To ciekawe co powiesz mi na to. W zeszłym tygodniu dzwoni do mnie Agent, bo kończy mi się za kilka dni OC, AC na samochód. Mówię mu że nie mogę w tej chwili rozmawiać (naprawdę nie mogłem) i umawiamy się późniejszy telefon jeszcze tego samego dnia.
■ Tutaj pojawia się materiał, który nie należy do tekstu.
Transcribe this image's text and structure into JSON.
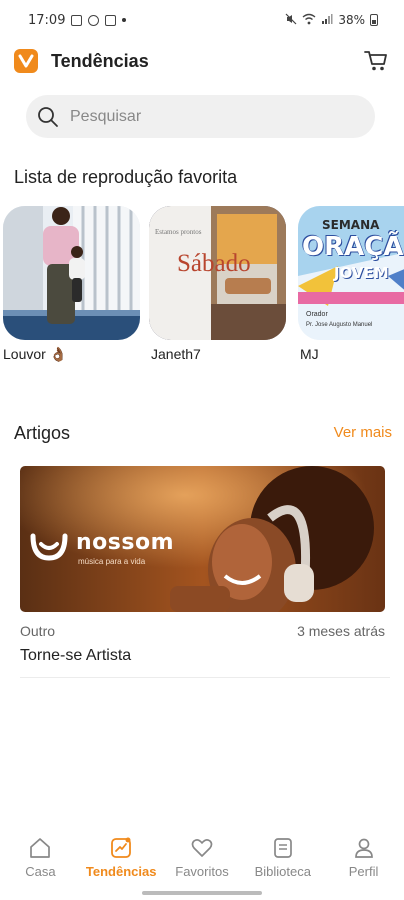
{
  "status_bar": {
    "time": "17:09",
    "battery": "38%"
  },
  "header": {
    "title": "Tendências"
  },
  "search": {
    "placeholder": "Pesquisar"
  },
  "playlists": {
    "title": "Lista de reprodução favorita",
    "items": [
      {
        "label": "Louvor 👌🏾"
      },
      {
        "label": "Janeth7",
        "image_text": "Sábado"
      },
      {
        "label": "MJ",
        "image_text_1": "SEMANA",
        "image_text_2": "ORAÇÃ",
        "image_text_3": "JOVEM"
      }
    ]
  },
  "articles": {
    "title": "Artigos",
    "see_more": "Ver mais",
    "items": [
      {
        "brand": "nossom",
        "tagline": "música para a vida",
        "category": "Outro",
        "time": "3 meses atrás",
        "title": "Torne-se Artista"
      }
    ]
  },
  "bottom_nav": {
    "items": [
      {
        "label": "Casa",
        "icon": "home-icon"
      },
      {
        "label": "Tendências",
        "icon": "trending-icon",
        "active": true
      },
      {
        "label": "Favoritos",
        "icon": "heart-icon"
      },
      {
        "label": "Biblioteca",
        "icon": "library-icon"
      },
      {
        "label": "Perfil",
        "icon": "profile-icon"
      }
    ]
  },
  "colors": {
    "accent": "#f08a1c",
    "text": "#222222",
    "muted": "#888888",
    "search_bg": "#f0f0f0"
  }
}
Telefonu od Pana oczywiście brak a dwa dni później mam na maila przesłane dokumenty ze składką na nowy rok ubezpieczeniowy z podziękowaniem, że wyraziłem zgodę na przesłanie dokumentów drogą elektroniczną. Dodatkowo oferta wcale nie była atrakcyjna a wręcz bezczelnie droga... Coś czuję, że będzie gorąco, bo nie zostawię tak tego.

Odpowiedz
avatar Agenciak
0 0

@Iceman1973: A dzwonił do Ciebie agent z centrali czy agent jakiś miastowy/miejscowy?

Odpowiedz
avatar Iceman1973
0 0

@Agenciak: pytasz o tego który dzwonił? Z centrali.

Odpowiedz
avatar katarzynaky
1 1

@Iceman1973: Agent mógł wysłać Ci polisę, ale polisa jest ważna dopiero, gdy złożysz na niej podpis. Również jestem agentem ubezpieczeniowym i jedna z największych firm na literę "P" uświadomiła mnie, że polisa bez podpisu klienta nie jest ważna. Agent musi rozliczyć się z dokumentów, a jeśli Ty nie złożysz podpisu to dokument nie jest ważny. Dodatkowo za podrabianie podpisów grozi nawet kara pozbawienia wolności. W przypadku, gdy dzwoniła do Pana osoba z centrali, może Pan zgłosić reklamację, jeśli oczywiście nie padło żadne słowo wyrażające akceptację. Wszelkie rozmowy są nagrywane, wystarczy podać datę rozmowy oraz godzinę (może być mniej/więcej). Warto dodać, że umowę automatycznie wznowioną można wypowiedzieć w każdej chwili, nie ma przymusu korzystania z tego ubezpieczenia - trzeba tylko opłacić składkę za czas ubezpieczenia do momentu złożenia wypowiedzenia. :)

Odpowiedz
avatar masterofslave
1 1

Dużo w tym racji. Korzystamy rodzinnie z tej samej agencji od ponad 30 lat(teraz to chyba już drugie pokolenie agentów) i nigdy się nie zawiedliśmy. Wprost przeciwnie - kilka razy otrzymaliśmy odszkodowanie w sytuacji, w której nawet nie przyszłoby nam do głowy, że można dochodzić odszkodowania.